Revogação da medida protetiva por não incidência da Lei Maria da Penha

É bastante comum que processos criminais sob o manto da lei n. 11.340/06 – Lei Maria da Penha – se iniciem a partir do pedido de medida protetiva de urgência (art. 18), deferida se existentes os requisitos legais para incidência daquela legislação mais que especial (art. 5º).
Na finalidade de tolher com maior rigor eventuais práticas criminosas contra as mulheres, o legislador criou o delito de descumprimento de medida protetiva, delineado no art. 24-A: “Descumprir decisão judicial que defere medidas protetivas de urgência previstas nesta Lei: Pena – detenção, de 3 (três) meses a 2 (dois) anos.”
Tem-se que, configurado o descumprimento, cabe ao promotor oferecer a respectiva denúncia, como normal seguimento dos atos.
Mas, e se no momento da análise do inquérito relatado, o representante do Parquet não reconhecer presentes os requisitos da Lei Maria da Penha e por essa causa requerer a revogação das medidas protetivas – e o juiz as revogar – o crime de descumprimento de medida protetiva de urgência ainda continuará configurado ou não estará presente por atipicidade?
Em primeiro lugar, é importante lembrar que qualquer medida de caráter cautelar/liminar, sobretudo aquela concedida inaudita altera pars, rege-se pela cláusula rebus sic stantibus[1]. Assim, é plenamente possível a revogação, a qualquer tempo, de medidas protetivas de urgência por se reconhecer, principalmente após a conclusão do inquérito, não estarem presentes os requisitos de aplicação da lei Maria da Penha.

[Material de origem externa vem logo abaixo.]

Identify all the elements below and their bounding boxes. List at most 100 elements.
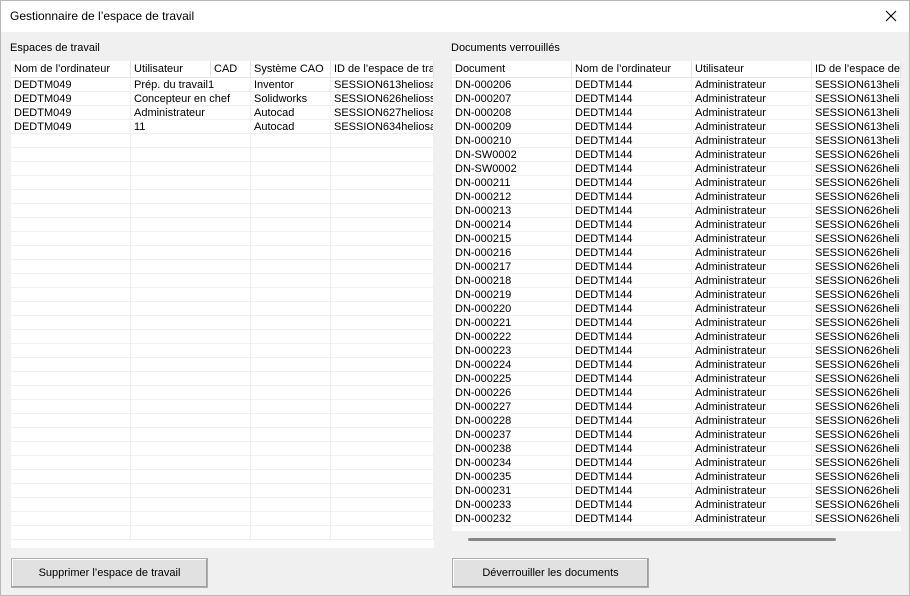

Tendo em conta isto, para responder à pergunta feita acima, veja-se o recorte dogmático a seguir.
O bem jurídico tutelado pelo delito do art. 24-A da Lei n. 11.340/06 “é a Administração da Justiça, em especial o interesse do Estado consubstanciado no cumprimento das medidas protetivas de urgência”[2].
Neste ponto, verifica-se que se o próprio Estado as revoga, porque entende inaplicável a lei de referência típica ao caso, não há se falar em lesão ao bem jurídico tutelado, pois não há como lesar (ou ter lesado) um bem jurídico que não mais existe e não existia de forma legítima anteriormente, apesar de formalmente presente naquele momento.
Quanto aos sujeitos do crime, trata-se de crime próprio, ou seja, “que só pode ser cometido pelo sujeito ativo da violência doméstica e familiar contra a mulher”[3].
Nesta senda, por exemplo, se os requisitos doméstica e familiar forem afastados, estão sendo reconhecidos como inexistentes desde o início e desde sempre e, assim, impossível ter o agente praticado o referido delito, já que não é sujeito ativo do crime previsto e criado especificamente para a Lei Maria da Penha.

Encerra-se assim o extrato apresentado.